Engineering Contradictions & Design Principles
Engineering Contradiction Analysis
1Reliability
If neural network technology is used, then deep learning service performance is improved, but professional knowledge requirements increase
Solution Approach 1:
The patent introduces an automated neural network deployment system that acts as an intermediary between the user and complex neural network technology. The system includes automated model selection, configuration, training, and deployment components that translate simple user requirements into complex technical operations without requiring users to have professional knowledge in neural networks
Solution Approach 2:
The deployment system performs self-service by automatically selecting appropriate neural network models, configuring training parameters, executing training processes, and deploying models to target devices based on user specifications. The system autonomously handles all technical complexities including hyperparameter tuning, model optimization, and resource allocation without human intervention in the technical decision-making process
2Measurement precision
If neural network model development is performed manually, then model accuracy can be optimized, but development time increases
Solution Approach 1:
The system performs preliminary actions by pre-configuring multiple neural network model templates with different architectures and parameters. When a user initiates deployment, the system automatically selects from these pre-prepared models and performs rapid configuration based on the specific requirements, eliminating the time-consuming manual model design and selection process while maintaining the ability to achieve accurate results
Solution Approach 2:
The deployment system automatically adjusts model parameters including architecture configuration, training hyperparameters, and optimization settings based on the target device specifications and performance requirements.
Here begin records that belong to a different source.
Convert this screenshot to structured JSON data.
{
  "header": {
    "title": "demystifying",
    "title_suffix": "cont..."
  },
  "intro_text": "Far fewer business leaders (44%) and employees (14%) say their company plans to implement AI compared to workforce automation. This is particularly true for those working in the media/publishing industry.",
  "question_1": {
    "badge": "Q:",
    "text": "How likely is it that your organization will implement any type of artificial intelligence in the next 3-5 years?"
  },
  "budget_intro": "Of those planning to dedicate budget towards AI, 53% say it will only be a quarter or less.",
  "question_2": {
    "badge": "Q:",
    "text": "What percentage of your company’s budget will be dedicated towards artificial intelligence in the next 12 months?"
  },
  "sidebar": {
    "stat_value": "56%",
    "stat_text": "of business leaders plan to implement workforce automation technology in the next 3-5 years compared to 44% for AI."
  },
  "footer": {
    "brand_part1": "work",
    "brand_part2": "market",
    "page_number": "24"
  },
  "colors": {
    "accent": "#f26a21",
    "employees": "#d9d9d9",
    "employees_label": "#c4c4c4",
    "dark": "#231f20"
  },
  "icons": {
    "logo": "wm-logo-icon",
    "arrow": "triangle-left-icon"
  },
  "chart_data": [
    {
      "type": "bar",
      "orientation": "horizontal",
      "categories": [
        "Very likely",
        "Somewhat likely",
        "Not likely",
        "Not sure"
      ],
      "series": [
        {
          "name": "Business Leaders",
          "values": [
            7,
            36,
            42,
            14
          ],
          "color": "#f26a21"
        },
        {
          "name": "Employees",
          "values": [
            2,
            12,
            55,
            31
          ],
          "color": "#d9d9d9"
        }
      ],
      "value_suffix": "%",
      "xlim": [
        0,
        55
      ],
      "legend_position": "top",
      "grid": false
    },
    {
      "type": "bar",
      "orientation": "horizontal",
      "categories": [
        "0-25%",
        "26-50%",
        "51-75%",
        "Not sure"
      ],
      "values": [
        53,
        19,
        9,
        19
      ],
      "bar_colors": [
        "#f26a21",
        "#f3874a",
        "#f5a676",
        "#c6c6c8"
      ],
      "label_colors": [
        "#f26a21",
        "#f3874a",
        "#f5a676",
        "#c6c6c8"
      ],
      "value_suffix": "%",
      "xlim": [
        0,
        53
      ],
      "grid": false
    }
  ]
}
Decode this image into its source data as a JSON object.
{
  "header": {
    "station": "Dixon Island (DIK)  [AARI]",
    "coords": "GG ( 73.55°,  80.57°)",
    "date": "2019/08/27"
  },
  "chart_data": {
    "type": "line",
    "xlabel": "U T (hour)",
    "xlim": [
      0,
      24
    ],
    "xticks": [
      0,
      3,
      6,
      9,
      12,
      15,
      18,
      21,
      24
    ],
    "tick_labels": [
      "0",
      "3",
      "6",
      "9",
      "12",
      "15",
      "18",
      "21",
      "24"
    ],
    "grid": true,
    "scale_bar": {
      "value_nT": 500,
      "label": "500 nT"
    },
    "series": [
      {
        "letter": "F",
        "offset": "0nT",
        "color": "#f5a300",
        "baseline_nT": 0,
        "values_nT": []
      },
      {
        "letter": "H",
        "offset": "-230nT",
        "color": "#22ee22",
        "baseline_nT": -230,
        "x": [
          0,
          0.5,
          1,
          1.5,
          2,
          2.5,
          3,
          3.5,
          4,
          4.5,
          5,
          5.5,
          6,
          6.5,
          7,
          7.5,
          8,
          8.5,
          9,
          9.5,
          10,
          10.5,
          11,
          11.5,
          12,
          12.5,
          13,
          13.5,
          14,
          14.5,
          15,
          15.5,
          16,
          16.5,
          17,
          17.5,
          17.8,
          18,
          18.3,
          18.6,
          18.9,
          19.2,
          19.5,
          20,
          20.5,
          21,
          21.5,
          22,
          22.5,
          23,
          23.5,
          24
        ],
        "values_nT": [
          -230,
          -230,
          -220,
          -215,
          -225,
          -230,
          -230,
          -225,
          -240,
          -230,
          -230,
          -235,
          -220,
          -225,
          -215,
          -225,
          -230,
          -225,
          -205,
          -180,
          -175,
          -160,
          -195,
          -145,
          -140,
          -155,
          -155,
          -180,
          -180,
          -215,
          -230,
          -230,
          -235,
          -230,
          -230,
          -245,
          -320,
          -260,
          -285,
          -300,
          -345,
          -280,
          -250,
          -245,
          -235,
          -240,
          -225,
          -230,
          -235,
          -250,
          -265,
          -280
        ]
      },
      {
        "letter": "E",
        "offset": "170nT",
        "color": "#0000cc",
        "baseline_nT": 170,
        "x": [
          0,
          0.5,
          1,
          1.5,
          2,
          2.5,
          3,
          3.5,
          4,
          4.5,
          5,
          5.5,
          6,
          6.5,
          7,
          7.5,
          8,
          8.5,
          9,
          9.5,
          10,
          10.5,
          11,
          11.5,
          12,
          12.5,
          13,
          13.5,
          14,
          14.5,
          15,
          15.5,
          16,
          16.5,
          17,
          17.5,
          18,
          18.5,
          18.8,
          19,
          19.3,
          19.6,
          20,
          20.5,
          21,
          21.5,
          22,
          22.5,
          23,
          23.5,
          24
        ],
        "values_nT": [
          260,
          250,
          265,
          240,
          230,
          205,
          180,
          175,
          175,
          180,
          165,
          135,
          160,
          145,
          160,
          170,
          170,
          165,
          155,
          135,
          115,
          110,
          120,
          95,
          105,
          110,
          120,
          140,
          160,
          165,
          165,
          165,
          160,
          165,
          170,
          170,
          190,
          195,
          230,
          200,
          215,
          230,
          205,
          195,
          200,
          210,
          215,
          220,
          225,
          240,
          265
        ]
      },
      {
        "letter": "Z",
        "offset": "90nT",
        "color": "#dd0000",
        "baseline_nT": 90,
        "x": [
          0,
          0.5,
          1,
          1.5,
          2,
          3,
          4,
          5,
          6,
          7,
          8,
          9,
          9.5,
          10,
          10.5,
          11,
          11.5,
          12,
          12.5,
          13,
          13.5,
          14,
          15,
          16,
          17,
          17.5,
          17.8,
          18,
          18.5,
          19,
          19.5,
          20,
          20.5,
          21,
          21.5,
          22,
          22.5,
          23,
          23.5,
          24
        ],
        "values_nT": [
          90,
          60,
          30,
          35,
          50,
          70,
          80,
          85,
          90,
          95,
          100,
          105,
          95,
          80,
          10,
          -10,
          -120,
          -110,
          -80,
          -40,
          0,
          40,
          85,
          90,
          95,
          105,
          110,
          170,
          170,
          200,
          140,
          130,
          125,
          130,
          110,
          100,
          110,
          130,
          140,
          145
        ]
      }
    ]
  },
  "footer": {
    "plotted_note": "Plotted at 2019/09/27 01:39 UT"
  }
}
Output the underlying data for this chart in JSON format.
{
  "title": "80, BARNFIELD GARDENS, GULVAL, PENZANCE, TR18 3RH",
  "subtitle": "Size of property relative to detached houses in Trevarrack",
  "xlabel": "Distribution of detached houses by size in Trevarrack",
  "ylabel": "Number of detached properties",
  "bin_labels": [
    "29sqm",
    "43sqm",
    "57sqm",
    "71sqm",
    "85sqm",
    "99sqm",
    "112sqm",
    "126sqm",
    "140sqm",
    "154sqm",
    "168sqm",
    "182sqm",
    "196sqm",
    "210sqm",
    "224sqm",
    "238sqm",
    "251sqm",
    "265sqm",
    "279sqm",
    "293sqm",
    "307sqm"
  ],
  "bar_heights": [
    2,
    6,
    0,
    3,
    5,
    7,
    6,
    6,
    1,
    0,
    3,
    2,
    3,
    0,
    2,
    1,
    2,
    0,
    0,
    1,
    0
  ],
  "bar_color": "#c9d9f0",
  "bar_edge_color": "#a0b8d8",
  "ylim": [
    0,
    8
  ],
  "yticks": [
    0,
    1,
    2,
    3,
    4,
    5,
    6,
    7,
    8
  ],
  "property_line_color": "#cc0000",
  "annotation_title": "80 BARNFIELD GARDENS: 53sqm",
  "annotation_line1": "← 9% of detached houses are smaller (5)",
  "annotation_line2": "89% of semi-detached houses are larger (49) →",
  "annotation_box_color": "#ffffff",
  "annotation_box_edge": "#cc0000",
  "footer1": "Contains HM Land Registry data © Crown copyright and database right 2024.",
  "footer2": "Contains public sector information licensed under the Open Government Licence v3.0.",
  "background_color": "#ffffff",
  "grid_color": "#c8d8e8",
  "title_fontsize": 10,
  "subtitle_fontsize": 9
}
This automated parameter tuning achieves model accuracy optimization without requiring manual intervention, significantly reducing development time while maintaining high model performance
Data Source
AI summary
Disclosed herein are a neural network model deployment method and apparatus for providing a deep learning service. The neural network model deployment method may include providing a specification wizard to a user, searching for and training a neural network based on a user requirement specification that is input through the specification wizard, generating a neural network template code based on the user requirement specification and the trained neural network, converting the trained neural network into a deployment neural network that is usable in a target device based on the user requirement specification, and deploying the deployment neural network to the target device.